Segurei-a pelos ombros com um ar de felicidade.
— Essa é a melhor parte, minha sogra. Ele é vosso parente. O
dono daquelas terras chama-se Boaz.
— Ah... — Noemi sentou-se em uma almofada que não estava
ali pela manhã. Imaginei ser mais uma das doações generosas de
Afra. — Sim, eu o conheço. É um parente de Elimeleque, também
da tribo de Judá. Eu não o vejo desde... — Vagou os olhos pelo ar,
depois os ergueu para mim e deu um sorriso matreiro.
— Que foi?
— Lembra-se de quando você era mais nova e estávamos
lavando roupa, então chegaram estrangeiros a cavalo em Moabe?
Você ficou encarando um deles e eu até brinquei com você...

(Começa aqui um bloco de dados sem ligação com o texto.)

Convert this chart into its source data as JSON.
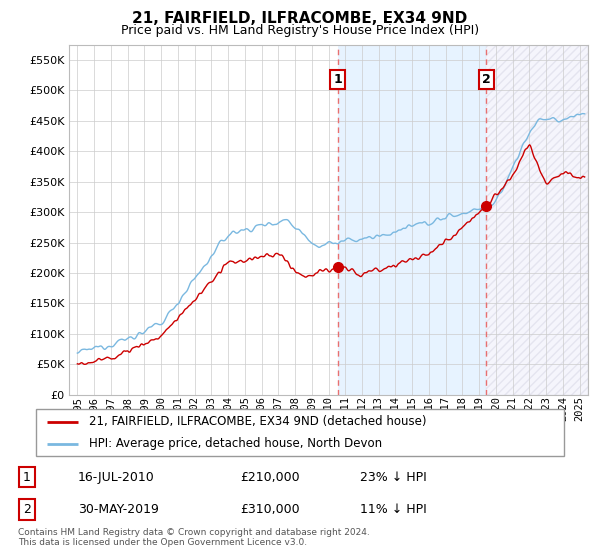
{
  "title": "21, FAIRFIELD, ILFRACOMBE, EX34 9ND",
  "subtitle": "Price paid vs. HM Land Registry's House Price Index (HPI)",
  "ytick_values": [
    0,
    50000,
    100000,
    150000,
    200000,
    250000,
    300000,
    350000,
    400000,
    450000,
    500000,
    550000
  ],
  "ylim": [
    0,
    575000
  ],
  "hpi_color": "#7ab8e0",
  "price_color": "#cc0000",
  "vline_color": "#e87070",
  "shade_color": "#ddeeff",
  "sale1_year": 2010.54,
  "sale1_price": 210000,
  "sale1_label": "1",
  "sale2_year": 2019.41,
  "sale2_price": 310000,
  "sale2_label": "2",
  "legend_line1": "21, FAIRFIELD, ILFRACOMBE, EX34 9ND (detached house)",
  "legend_line2": "HPI: Average price, detached house, North Devon",
  "table_row1": [
    "1",
    "16-JUL-2010",
    "£210,000",
    "23% ↓ HPI"
  ],
  "table_row2": [
    "2",
    "30-MAY-2019",
    "£310,000",
    "11% ↓ HPI"
  ],
  "footnote": "Contains HM Land Registry data © Crown copyright and database right 2024.\nThis data is licensed under the Open Government Licence v3.0.",
  "xstart": 1994.5,
  "xend": 2025.5
}
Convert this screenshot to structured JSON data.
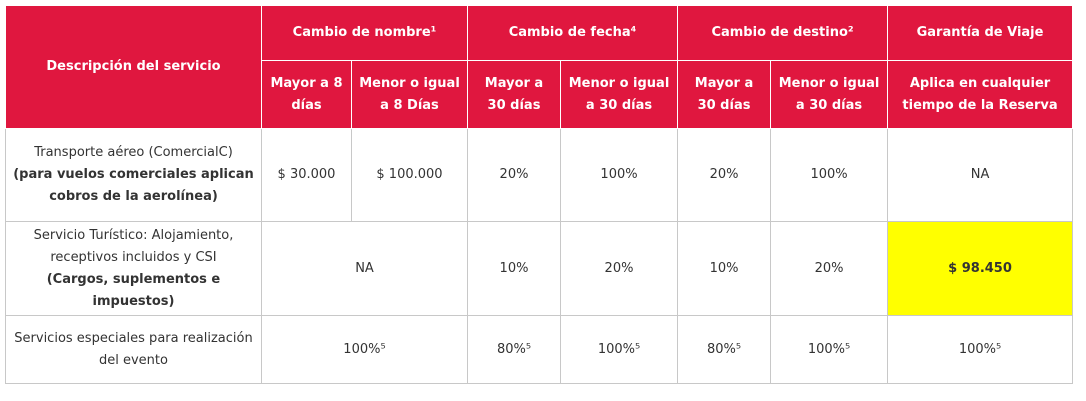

Franzi o cenho, depois arregalei os olhos e minhas faces
esquentaram até as orelhas.
— Oh, Deus... — Pus uma mão sobre a boca. — Eu não me
lembrava de onde o conhecia. De fato, ele está mais velho, mas
agora posso me recordar...
— Quem diria... — Minha sogra balançou a cabeça, depois me
mirou com grande concentração, tamborilando os dedos em seu
joelho. Seus olhos estavam em mim, mas parecia que seus
pensamentos me atravessavam. — Pelo visto, o Senhor ainda
mantém a sua benevolência pelos vivos e pelos mortos. Meu
marido sempre alimentou tanta gente e agora Deus usa o parente
dele para nos alimentar.
Senti um nó na garganta, explodindo de felicidade com suas
palavras. Finalmente, a coração da minha companheira de lar
estava se voltando novamente para o Senhor.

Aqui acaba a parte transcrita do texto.